Actors' studio cruises past finance worries
Limited role … MGM will market and distribute the United Artists films.
August 18, 2007
FOR the actor Tom Cruise and his partners, getting $US500 million ($640 million) to finance films during the credit crunch may seem like Mission: Impossible.
But they got their money. United Artists, the storied film label that Cruise, his producing partner Paula Wagner and Metro-Goldwyn-Mayer are reviving, said on Thursday that it had secured the $US500 million it had been seeking through Merrill Lynch to finance between 15 and 18 films over the next five years.
Although the deal was widely expected, the financing from investors in the US, Europe, Asia and Africa comes amid a tightening credit market on Wall Street that has made some deals appear shaky. That has raised concerns that the crunch could affect Hollywood studios and production companies, which have relied heavily on financing from investment banks, private equity companies and hedge funds.

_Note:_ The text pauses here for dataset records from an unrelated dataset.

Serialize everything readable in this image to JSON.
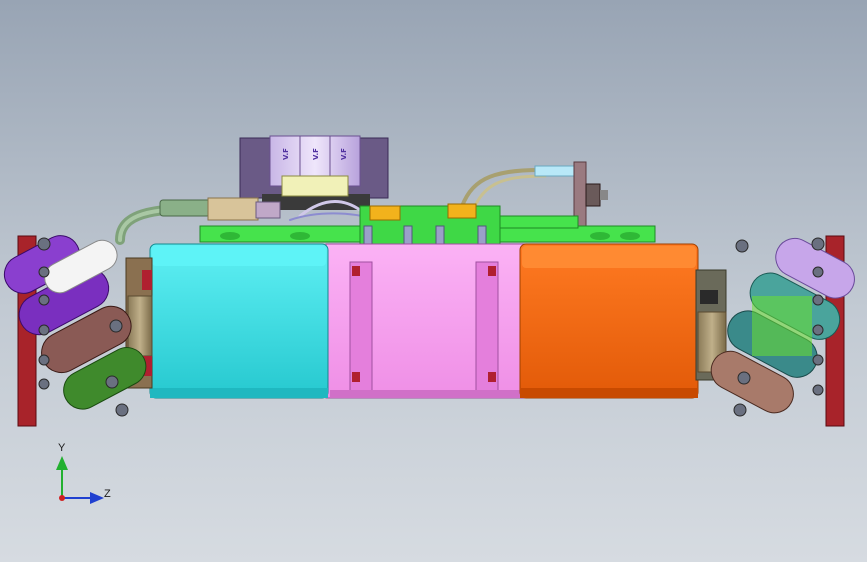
{
  "viewport": {
    "background_top": "#98a4b4",
    "background_bottom": "#d6dbe1"
  },
  "triad": {
    "y_label": "Y",
    "z_label": "Z",
    "y_color": "#22b030",
    "z_color": "#2040d0",
    "origin_color": "#d02020"
  },
  "capacitors": {
    "labels": [
      "V.F",
      "V.F",
      "V.F"
    ]
  },
  "colors": {
    "left_motor": "#39e1e6",
    "right_motor": "#f46a14",
    "center_block": "#f79cf0",
    "top_plate": "#46e34c",
    "wheel_purple": "#8a3fcf",
    "wheel_white": "#f4f4f4",
    "wheel_brown": "#8a5a55",
    "wheel_olive": "#3f8a2c",
    "wheel_teal": "#4aa49c",
    "wheel_lavender": "#c7a6ea",
    "hub_red": "#a8232a"
  }
}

Nine months ago the MGM chairman, Harry Sloan, struck a deal with Cruise and Ms Wagner to return UA to its roots as an artist-driven production company.

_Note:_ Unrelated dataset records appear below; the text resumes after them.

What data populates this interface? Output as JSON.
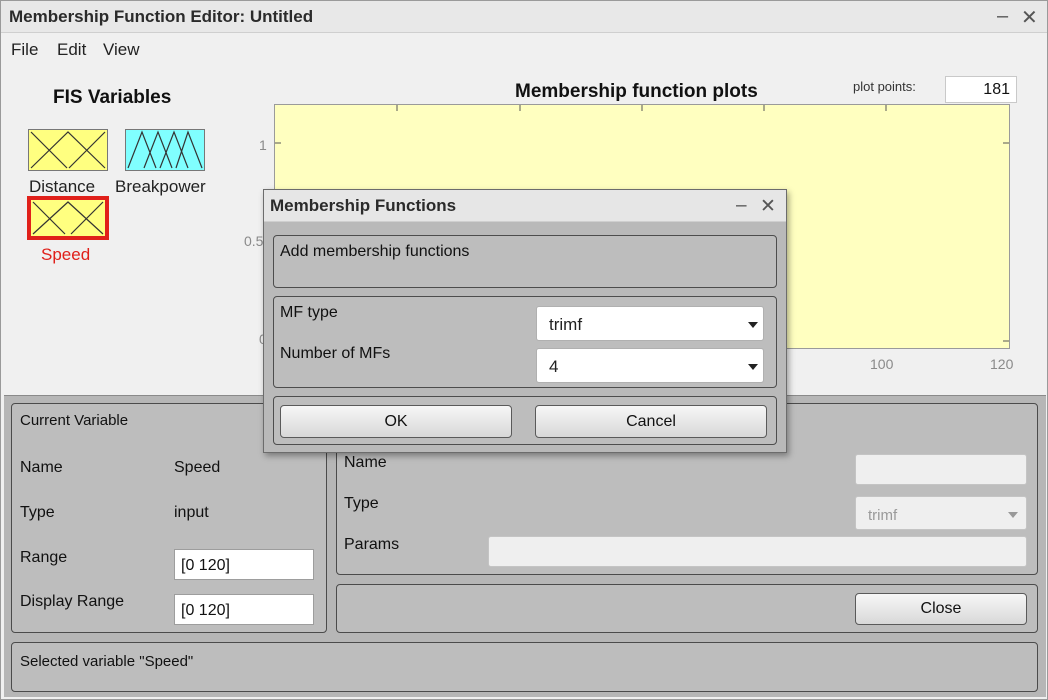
{
  "window": {
    "title": "Membership Function Editor: Untitled"
  },
  "menu": [
    "File",
    "Edit",
    "View"
  ],
  "fis": {
    "title": "FIS Variables",
    "variables": [
      {
        "name": "Distance",
        "kind": "input",
        "color": "#ffff80"
      },
      {
        "name": "Breakpower",
        "kind": "output",
        "color": "#80ffff"
      },
      {
        "name": "Speed",
        "kind": "input",
        "color": "#ffff80",
        "selected": true
      }
    ]
  },
  "plot": {
    "title": "Membership function plots",
    "plot_points_label": "plot points:",
    "plot_points_value": "181",
    "y_ticks": [
      "1",
      "0.5",
      "0"
    ],
    "x_ticks": [
      "100",
      "120"
    ],
    "background": "#ffffc0"
  },
  "current_variable": {
    "header": "Current Variable",
    "name_label": "Name",
    "name_value": "Speed",
    "type_label": "Type",
    "type_value": "input",
    "range_label": "Range",
    "range_value": "[0 120]",
    "display_range_label": "Display Range",
    "display_range_value": "[0 120]"
  },
  "current_mf": {
    "name_label": "Name",
    "type_label": "Type",
    "type_value": "trimf",
    "params_label": "Params",
    "close_label": "Close"
  },
  "status": "Selected variable \"Speed\"",
  "dialog": {
    "title": "Membership Functions",
    "instruction": "Add membership functions",
    "mf_type_label": "MF type",
    "mf_type_value": "trimf",
    "num_mfs_label": "Number of MFs",
    "num_mfs_value": "4",
    "ok_label": "OK",
    "cancel_label": "Cancel"
  }
}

MGM owns 65 per cent of the unit; the remainder is owned by Cruise and Ms Wagner. "The closing of this financing is an important milestone for the new United Artists," said Ms Wagner, who is UA's chief executive. "It leaves us perfectly poised to realise our vision of making movies that are both important and commercial."
Mr Sloan has said that he wants UA to stand apart from MGM as an autonomous production unit, with its own film financing and bank credit lines. UA's business plan calls for MGM to market and distribute at least four of its films a year.

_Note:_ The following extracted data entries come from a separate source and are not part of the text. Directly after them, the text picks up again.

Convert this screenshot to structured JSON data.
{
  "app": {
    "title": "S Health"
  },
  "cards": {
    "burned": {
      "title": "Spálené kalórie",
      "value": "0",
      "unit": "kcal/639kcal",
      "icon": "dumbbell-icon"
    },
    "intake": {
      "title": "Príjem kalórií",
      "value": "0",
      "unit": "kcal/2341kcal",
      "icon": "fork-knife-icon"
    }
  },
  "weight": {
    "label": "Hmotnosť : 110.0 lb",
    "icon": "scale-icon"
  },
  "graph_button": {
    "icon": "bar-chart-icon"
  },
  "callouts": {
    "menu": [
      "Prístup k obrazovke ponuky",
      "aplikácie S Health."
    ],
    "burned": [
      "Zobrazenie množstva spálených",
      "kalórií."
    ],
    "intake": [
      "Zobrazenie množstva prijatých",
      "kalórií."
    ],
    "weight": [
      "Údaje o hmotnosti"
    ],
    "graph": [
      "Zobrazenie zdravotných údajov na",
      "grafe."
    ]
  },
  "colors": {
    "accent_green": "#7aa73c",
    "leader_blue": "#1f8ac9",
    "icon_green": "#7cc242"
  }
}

The silent-film stars Charlie Chaplin, Douglas Fairbanks and Mary Pickford and the director D.W. Griffith formed the studio in 1919 as a way to give artists creative freedom and ownership in their films.
The Merrill Lynch financing takes effect immediately and will cover two UA projects already under way, including the Robert Redford-directed Lions for Lambs, a political drama starring Cruise and Meryl Streep, set in Afghanistan and due for release in November. The second film is Valkyrie, a World War II thriller directed by Bryan Singer and also starring Cruise.
Separately, MGM disputed a news report that Goldman Sachs had withdrawn a commitment to underwrite a deal that would raise up to $US1 billion to finance the studio's films.
A company spokesman, Jeff Pryor, said MGM was still having discussions with Goldman Sachs and other banks but chose not to do a deal now, in part to focus on the UA deal. A spokesman at Goldman Sachs declined to comment.